Cass - Aug 09, 2005 10:23:00 am PDT #5518 of 10001
Bob's learned to live with tragedy, but he knows that this tragedy is one that won't ever leave him or get better.

Also, I have remembered two valuable lessons from my Nana
Good to hear this. It sounds like your doctor is at least responding. I am so glad you were not some new inexperienced mother too.
When she played (or at least seemed to be playing) obtuse when I requested that they submit a Vaccine Adverse Event Report through VAERS.org, I got specific, and detailed, and extra haughty and righteously incensed.
Good.

I am writing out an email to a client (a good one, one I actually like working with quite a lot) that not every single element of a page can be the most important. Please sir, don't make me write a Web site with flashing yellow text.


§ ita § - Aug 09, 2005 10:24:07 am PDT #5519 of 10001
Well not canonically, no, but this is transformative fiction.

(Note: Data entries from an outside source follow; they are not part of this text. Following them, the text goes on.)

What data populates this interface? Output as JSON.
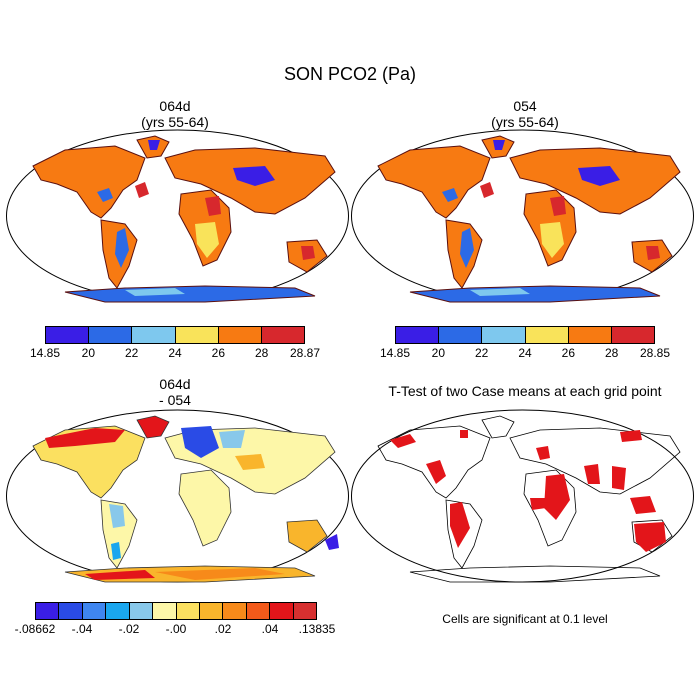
{
  "title": "SON PCO2 (Pa)",
  "panels": [
    {
      "id": "case1",
      "title_line1": "064d",
      "title_line2": "(yrs 55-64)",
      "colorbar": {
        "colors": [
          "#3a1ee6",
          "#2c6ae6",
          "#7ec8ee",
          "#f9e35a",
          "#f77a12",
          "#d7282d"
        ],
        "labels": [
          "14.85",
          "20",
          "22",
          "24",
          "26",
          "28",
          "28.87"
        ]
      }
    },
    {
      "id": "case2",
      "title_line1": "054",
      "title_line2": "(yrs 55-64)",
      "colorbar": {
        "colors": [
          "#3a1ee6",
          "#2c6ae6",
          "#7ec8ee",
          "#f9e35a",
          "#f77a12",
          "#d7282d"
        ],
        "labels": [
          "14.85",
          "20",
          "22",
          "24",
          "26",
          "28",
          "28.85"
        ]
      }
    },
    {
      "id": "diff",
      "title_line1": "064d",
      "title_line2": "- 054",
      "colorbar": {
        "colors": [
          "#3a1ee6",
          "#2a4be6",
          "#3f86f0",
          "#1aa6ee",
          "#88c8ea",
          "#fdf7a8",
          "#fbe060",
          "#f9b52c",
          "#f78a1a",
          "#f35a1a",
          "#e3151a",
          "#d73030"
        ],
        "labels": [
          "-.08662",
          "-.04",
          "-.02",
          "-.00",
          ".02",
          ".04",
          ".13835"
        ]
      }
    },
    {
      "id": "ttest",
      "title_line1": "T-Test of two Case means at each grid point",
      "note": "Cells are significant at 0.1 level"
    }
  ]
}
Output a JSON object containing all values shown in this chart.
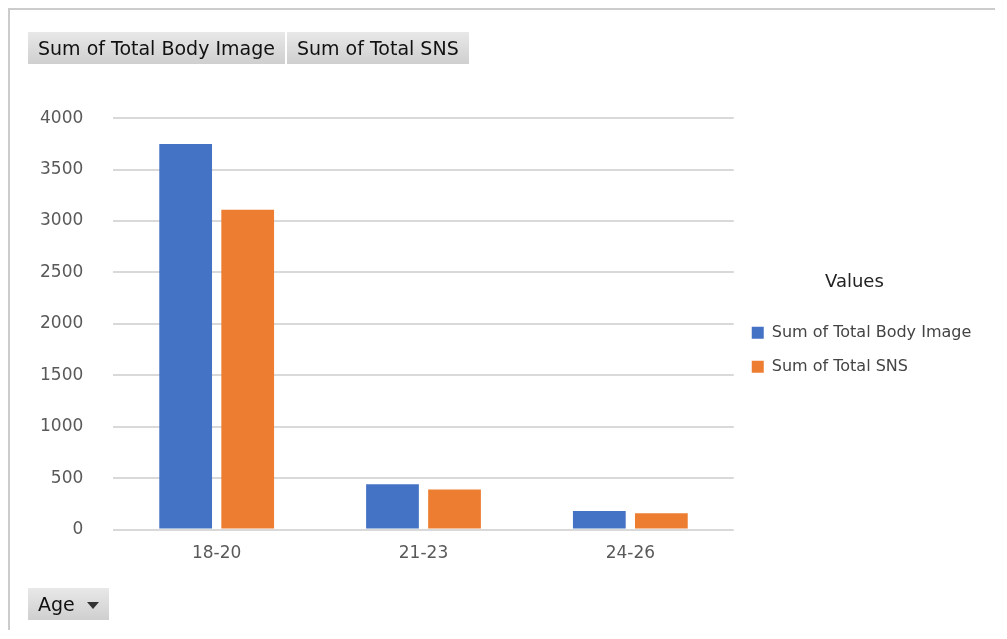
{
  "chart_data": {
    "type": "bar",
    "categories": [
      "18-20",
      "21-23",
      "24-26"
    ],
    "series": [
      {
        "name": "Sum of Total Body Image",
        "color": "#4472c4",
        "values": [
          3750,
          440,
          180
        ]
      },
      {
        "name": "Sum of Total SNS",
        "color": "#ed7d31",
        "values": [
          3110,
          390,
          160
        ]
      }
    ],
    "ylim": [
      0,
      4000
    ],
    "yticks": [
      0,
      500,
      1000,
      1500,
      2000,
      2500,
      3000,
      3500,
      4000
    ],
    "grid": "y",
    "legend": "right",
    "legend_title": "Values",
    "xlabel": "Age",
    "annotations": [
      "Sum of Total Body Image",
      "Sum of Total SNS"
    ]
  }
}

Which is what I think of as "written dialect."

I know there is at least one effort underway to standardise Jamaican Patois spelling. I just don't know what they went with. But the difference between "Him not go work like that" and "Im naa go wuk like dat" is big enough that maybe standardisation ...

Oh, fuck if I know. I just know you can't write it without the accent and not have it look supremely alien.

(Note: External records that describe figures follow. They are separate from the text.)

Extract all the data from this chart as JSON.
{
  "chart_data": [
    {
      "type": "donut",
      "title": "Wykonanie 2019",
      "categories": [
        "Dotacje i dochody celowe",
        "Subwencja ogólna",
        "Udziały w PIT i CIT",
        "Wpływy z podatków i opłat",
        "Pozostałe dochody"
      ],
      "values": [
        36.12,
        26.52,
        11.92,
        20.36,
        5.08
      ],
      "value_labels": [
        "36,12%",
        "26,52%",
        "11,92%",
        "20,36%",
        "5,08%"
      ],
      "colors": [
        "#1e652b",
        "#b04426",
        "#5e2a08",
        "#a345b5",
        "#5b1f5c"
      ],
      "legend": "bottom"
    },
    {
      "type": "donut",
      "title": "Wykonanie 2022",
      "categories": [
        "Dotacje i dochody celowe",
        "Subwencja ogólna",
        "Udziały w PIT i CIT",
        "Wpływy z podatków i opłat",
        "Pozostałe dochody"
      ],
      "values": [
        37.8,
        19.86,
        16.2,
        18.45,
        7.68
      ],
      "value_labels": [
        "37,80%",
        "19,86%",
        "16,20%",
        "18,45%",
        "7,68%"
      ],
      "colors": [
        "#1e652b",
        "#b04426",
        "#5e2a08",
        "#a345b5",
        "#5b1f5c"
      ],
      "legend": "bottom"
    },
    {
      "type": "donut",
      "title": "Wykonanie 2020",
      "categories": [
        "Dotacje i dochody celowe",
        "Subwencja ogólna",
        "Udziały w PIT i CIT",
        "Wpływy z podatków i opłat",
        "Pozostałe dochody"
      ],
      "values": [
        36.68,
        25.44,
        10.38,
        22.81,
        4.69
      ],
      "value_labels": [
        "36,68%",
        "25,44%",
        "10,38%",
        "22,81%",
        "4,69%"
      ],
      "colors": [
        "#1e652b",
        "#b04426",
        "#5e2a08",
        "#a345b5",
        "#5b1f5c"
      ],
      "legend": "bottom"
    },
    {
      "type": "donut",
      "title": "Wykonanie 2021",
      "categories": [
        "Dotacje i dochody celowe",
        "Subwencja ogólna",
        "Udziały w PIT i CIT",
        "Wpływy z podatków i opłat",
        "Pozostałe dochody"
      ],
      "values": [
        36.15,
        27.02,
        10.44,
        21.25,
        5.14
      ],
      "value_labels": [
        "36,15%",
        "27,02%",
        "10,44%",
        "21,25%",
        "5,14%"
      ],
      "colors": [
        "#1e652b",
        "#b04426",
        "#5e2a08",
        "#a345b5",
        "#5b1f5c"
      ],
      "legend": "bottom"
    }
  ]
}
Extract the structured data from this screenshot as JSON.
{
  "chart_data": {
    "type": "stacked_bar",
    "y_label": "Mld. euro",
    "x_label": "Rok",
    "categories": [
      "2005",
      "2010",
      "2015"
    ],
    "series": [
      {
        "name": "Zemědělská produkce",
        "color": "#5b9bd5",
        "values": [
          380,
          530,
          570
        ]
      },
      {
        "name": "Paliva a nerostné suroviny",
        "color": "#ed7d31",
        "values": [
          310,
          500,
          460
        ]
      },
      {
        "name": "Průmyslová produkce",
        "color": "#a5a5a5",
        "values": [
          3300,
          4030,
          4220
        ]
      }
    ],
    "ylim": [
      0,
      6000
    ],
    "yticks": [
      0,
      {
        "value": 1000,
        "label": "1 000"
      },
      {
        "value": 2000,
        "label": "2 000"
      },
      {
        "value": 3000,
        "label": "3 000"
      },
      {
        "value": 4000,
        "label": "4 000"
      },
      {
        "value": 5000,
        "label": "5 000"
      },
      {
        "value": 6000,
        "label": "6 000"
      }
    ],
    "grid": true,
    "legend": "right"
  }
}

Pix - Aug 09, 2005 10:24:21 am PDT #5520 of 10001
The status is NOT quo.

Hippity Happity Birthday, Aimee!!!


Connie Neil - Aug 09, 2005 10:25:05 am PDT #5521 of 10001
brillig

She will say something like "We were most happy to see the Mother on her visit."

Shows the word choice usage of a non-native English speaker without going overboard, perfect. In a page of un-attributed dialogue, you'd know instantly who was speaking.


Typo Boy - Aug 09, 2005 10:33:59 am PDT #5522 of 10001
Calli: My people have a saying. A man who trusts can never be betrayed, only mistaken.Avon: Life expectancy among your people must be extremely short.

Happy Empress Aimee Day.


Ginger - Aug 09, 2005 10:49:08 am PDT #5523 of 10001
"It didn't taste good. It tasted soooo horrible. It tasted like....a vodka martini." - Matilda

Gerald Durrell, by any chance?

And Betsy gets it in one.

Ha! I guessed right too. Gerald Durrell does tend to do the superior Englishman thing, but he's so funny that I tend to forgive him. It's hard to know if I would be so forgiving if I were one of his native bearers.

Ellie is so cute, but looks a bit dubious about the swimming experience.


Aims - Aug 09, 2005 11:16:41 am PDT #5524 of 10001
Shit's all sorts of different now.

Emeline is a feminist. My Beety Crocker catalog came yesterday and within 30 seconds it was completley torn to shreds.


Calli - Aug 09, 2005 11:18:28 am PDT #5525 of 10001
I must obey the inscrutable exhortations of my soul—Calvin and Hobbs

I wonder what she'd do to the Moosewood cookbooks?


Aims - Aug 09, 2005 11:18:52 am PDT #5526 of 10001
Shit's all sorts of different now.

If they weren't spendy, I'd almost test that theory.